Kira-kira sampai sini sudah ada gambaran?
Malah ngobrolnya kemana-mana ya. Hakikatnya sertifikat atau ijazah hanyalah bukti bahwa kita pernah belajar di suatu tempat atau pada suatu bidang. Tidak ada jaminan bahwa ketika punya sertifikat atau ijazah kita memiliki skill di atas dewa atau di atas orang-orang yang tidak memiliki sertifikat.
Come on, ini era informasi. Untuk ranah skill, kita bisa pelajari sendiri. Kita lihat hacker, pakah mereka punya sertifikat? Tidak. Mereka hanya perlu membuktikan bahwa mereka telah meretas sebuah situs yang keren.
Desain grafis, perlukah mereka punya sertifikat? Nyatanya pembuktian dengan portofolio lebih meyakinkan perekrut. Udah pernah ikut sribulancer atau frelancer. Jujur, sebagai pelamar tanpa portofolio itu kek jarum berharap ditemukan di tengah tumpukan jerami.

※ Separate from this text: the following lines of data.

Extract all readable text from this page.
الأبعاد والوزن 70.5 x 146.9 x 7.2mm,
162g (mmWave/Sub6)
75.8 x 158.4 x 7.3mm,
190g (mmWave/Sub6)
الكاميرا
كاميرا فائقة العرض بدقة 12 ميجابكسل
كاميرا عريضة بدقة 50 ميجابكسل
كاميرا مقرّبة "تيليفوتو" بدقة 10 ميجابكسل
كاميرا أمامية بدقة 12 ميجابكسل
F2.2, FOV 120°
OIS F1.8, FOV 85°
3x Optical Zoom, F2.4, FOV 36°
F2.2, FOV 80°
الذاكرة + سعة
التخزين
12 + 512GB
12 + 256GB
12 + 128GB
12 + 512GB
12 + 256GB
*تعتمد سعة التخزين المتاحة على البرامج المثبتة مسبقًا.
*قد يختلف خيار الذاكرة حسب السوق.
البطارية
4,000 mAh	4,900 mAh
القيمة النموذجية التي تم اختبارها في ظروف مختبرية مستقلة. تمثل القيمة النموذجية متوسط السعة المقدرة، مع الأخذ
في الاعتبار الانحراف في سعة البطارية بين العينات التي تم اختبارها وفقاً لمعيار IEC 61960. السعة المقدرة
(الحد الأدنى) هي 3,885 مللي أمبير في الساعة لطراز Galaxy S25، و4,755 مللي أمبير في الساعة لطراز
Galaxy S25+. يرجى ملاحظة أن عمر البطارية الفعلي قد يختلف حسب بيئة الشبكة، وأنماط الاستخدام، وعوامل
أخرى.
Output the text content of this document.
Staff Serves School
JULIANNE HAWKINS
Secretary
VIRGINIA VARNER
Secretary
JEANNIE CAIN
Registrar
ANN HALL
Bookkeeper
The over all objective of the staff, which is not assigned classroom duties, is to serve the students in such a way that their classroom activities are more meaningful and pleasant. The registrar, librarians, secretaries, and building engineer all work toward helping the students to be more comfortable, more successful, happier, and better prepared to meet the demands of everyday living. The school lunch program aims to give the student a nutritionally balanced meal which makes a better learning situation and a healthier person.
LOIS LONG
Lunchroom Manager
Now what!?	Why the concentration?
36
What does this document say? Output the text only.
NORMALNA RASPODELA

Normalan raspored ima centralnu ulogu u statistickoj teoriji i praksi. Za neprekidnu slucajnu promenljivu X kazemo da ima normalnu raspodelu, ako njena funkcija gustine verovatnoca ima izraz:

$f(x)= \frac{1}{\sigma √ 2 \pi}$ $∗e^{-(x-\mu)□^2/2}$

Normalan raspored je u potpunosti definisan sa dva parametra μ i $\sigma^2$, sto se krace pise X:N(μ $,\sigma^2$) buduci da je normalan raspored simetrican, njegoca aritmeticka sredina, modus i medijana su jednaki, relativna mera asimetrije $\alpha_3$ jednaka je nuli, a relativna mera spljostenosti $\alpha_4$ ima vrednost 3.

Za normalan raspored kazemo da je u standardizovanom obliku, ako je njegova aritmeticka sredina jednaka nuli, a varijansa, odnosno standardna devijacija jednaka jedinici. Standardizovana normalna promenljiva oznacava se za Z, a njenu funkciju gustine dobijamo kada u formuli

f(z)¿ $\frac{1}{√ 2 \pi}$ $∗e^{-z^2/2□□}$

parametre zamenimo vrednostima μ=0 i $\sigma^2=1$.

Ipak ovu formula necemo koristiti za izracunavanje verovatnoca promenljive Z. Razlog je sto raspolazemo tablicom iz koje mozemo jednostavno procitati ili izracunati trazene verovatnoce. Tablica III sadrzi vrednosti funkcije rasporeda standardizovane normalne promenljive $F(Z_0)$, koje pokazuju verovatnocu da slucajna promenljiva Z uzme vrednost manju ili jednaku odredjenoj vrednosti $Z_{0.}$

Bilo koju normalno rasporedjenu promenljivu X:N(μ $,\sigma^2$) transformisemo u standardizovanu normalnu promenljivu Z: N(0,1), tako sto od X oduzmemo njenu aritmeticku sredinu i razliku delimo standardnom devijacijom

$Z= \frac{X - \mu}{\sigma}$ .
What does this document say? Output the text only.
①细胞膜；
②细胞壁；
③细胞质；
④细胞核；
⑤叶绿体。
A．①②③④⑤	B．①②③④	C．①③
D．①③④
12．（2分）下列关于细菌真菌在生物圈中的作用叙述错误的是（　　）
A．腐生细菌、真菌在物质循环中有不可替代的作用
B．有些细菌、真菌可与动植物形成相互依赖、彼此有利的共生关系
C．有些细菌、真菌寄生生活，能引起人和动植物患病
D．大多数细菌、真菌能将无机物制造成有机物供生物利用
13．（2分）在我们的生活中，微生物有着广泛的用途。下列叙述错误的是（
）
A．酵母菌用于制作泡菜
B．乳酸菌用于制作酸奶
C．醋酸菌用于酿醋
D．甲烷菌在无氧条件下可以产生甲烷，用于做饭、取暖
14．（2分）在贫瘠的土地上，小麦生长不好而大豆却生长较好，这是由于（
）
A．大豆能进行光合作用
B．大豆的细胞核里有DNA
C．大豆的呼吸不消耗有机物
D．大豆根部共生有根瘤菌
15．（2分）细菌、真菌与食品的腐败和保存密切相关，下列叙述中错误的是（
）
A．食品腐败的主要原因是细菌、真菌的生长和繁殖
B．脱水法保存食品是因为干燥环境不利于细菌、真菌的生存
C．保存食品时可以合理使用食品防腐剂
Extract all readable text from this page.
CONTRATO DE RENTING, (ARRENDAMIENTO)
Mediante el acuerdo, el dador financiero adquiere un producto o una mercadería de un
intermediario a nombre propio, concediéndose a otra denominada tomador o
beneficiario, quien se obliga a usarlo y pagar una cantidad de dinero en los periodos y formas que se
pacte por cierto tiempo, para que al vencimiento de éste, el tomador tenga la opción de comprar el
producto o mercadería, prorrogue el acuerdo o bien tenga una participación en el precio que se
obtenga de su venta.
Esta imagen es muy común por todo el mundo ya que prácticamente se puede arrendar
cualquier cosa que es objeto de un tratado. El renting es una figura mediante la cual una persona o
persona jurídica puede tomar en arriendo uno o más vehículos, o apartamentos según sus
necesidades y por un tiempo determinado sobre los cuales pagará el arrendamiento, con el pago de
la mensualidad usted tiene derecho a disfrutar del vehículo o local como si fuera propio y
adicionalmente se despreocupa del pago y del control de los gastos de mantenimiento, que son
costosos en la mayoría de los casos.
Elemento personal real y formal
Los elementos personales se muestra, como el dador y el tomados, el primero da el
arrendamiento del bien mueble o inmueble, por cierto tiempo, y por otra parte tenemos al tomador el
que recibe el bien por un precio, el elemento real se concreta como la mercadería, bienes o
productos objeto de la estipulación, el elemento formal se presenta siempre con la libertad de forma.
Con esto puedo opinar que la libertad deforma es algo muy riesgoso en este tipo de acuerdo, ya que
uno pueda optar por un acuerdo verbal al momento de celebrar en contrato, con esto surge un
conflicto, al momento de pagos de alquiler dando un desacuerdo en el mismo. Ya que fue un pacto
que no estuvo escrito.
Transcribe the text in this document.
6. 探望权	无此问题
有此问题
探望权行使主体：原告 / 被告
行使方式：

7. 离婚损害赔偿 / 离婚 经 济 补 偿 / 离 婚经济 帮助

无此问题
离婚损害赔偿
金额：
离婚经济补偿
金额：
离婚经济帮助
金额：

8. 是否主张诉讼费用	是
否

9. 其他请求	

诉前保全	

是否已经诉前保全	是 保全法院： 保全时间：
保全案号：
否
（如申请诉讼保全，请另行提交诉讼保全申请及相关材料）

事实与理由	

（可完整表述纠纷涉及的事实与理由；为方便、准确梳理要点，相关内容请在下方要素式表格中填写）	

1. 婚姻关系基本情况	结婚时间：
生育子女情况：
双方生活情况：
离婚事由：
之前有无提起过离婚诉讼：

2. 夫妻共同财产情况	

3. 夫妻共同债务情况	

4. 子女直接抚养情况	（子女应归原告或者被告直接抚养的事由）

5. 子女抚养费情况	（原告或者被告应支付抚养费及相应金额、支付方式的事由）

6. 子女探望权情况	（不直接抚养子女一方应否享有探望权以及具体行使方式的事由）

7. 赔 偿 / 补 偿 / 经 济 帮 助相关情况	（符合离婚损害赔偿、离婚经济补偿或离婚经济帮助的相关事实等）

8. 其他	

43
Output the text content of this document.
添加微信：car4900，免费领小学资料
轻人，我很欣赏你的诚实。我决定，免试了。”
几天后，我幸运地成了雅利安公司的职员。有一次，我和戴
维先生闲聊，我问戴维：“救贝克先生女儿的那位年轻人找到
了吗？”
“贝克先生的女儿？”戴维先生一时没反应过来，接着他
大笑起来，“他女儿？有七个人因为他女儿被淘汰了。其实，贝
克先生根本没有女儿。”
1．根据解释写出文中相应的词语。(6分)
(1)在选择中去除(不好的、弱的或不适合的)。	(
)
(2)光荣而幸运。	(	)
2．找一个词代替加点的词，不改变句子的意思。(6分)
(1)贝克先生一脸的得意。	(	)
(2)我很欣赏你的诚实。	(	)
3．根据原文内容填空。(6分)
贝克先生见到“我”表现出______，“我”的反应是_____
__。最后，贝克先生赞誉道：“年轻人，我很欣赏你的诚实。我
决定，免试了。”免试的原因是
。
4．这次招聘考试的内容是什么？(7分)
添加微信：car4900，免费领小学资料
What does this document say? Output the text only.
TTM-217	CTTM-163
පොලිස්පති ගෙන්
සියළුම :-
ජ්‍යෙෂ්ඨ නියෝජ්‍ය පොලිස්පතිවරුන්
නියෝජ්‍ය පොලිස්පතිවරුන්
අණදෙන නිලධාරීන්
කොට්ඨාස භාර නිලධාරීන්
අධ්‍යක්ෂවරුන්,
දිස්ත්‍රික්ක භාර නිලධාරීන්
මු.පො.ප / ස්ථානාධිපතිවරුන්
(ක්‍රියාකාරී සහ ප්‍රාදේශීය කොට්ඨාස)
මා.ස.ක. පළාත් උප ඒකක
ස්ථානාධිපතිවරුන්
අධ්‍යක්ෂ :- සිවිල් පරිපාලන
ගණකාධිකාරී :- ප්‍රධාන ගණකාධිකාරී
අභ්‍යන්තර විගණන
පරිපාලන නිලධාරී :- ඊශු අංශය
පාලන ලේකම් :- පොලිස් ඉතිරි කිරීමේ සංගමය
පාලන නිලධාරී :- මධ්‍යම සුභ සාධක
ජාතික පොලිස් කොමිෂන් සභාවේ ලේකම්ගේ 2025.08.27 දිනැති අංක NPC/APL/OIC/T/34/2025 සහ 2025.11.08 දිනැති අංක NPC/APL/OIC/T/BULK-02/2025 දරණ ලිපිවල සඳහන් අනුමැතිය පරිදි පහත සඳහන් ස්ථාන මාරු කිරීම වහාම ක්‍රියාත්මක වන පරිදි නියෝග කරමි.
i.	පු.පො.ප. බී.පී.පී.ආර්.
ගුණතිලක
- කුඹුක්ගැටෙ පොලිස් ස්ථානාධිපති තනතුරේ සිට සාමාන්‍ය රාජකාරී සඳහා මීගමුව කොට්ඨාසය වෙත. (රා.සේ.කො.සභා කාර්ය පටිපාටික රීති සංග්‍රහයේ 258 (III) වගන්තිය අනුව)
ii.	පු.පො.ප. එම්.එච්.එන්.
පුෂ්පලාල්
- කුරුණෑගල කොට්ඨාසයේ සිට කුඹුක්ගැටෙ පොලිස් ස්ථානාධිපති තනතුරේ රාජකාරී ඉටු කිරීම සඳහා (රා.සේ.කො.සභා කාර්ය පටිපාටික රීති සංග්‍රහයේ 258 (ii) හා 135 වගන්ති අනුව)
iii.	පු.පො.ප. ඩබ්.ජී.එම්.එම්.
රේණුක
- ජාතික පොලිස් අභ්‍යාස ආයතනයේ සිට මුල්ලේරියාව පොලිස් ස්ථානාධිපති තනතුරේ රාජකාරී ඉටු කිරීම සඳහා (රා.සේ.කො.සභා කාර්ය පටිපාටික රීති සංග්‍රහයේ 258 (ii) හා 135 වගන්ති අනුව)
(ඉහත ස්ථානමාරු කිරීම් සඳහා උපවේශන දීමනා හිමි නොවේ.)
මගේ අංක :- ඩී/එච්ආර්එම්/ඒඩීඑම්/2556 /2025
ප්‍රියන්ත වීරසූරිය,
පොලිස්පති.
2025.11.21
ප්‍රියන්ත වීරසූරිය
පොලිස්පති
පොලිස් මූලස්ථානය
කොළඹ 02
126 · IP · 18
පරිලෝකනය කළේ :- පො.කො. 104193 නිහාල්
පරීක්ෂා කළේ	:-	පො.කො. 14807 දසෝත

Beda dengan ranah akademis. Yang harus dijaga idealismenya. Ada path atau step-stepnya. Ada perkembangan alur berfikir dan landasan teorinya. Itu bedanya SMK yang mmang disiapkan untuk ranah skill dan bachelor degree yang ditugaskan untuk mematangkan logika berfikir dan tentu saja untuk menjaga idealisme. Jagngan sampai 1+1 akan menjadi 5 di masa mendatang karena ini adalah jaman kreatif. Ada yang harus tetap menjaga ranah sunnah. 

Hadits Nabi tentang riba ya harus tetap dijaga. Karena saya yakin banyak praktisi yang mulai mengendorkan aturan tersebut. Dengan dalih ini jaman maju, tidak bisa lepas dari riba.

Seperti ilmu fisika, matematika, grammar, fiqih, Quran dan Hadits. Butuh pembuktian bahwa seseorang pernah lulus di suatu grade agar bisa melanjutkan ke grade selanjutnya. Tapi jangan too much ketika orang mau menasehati saja butuh sertifikasi. Beda kan antara skill dan juga knowledge. Sudah ya jangan ribut terus. Jangan diributkan terus, jangan suka ribut, ngurang-ngurangin rezeki tauk. 

Bedakan antara teoritikal dan pengalaman. Jangan jadi orang yang sombong dengan tidak mau menghormati nasehat yang lebih tua. 

Nyatanya anak pantai jauh lebih mahir berenang daripada mereka yang punya sertifikasi pelatihan renang. (Ga semua tapi rata-rata gitu ik)Kalau kita sombong dan ga mau ndengerin orang yang lebih mahir secara skill, ya kita tenggelam. Wongmereka lebih tahu medan daripada kita yg nilai 9 d dalam kelas

Kami tetap butuh goldar A yang menjaga idealisme, dan tetap butuh goldar B yang sangat realistis. yang sangat aplikatif.
Hidup tanpa aturan, layak ditakuti karena akan ada banyak gesekan-gesekan kepentingan.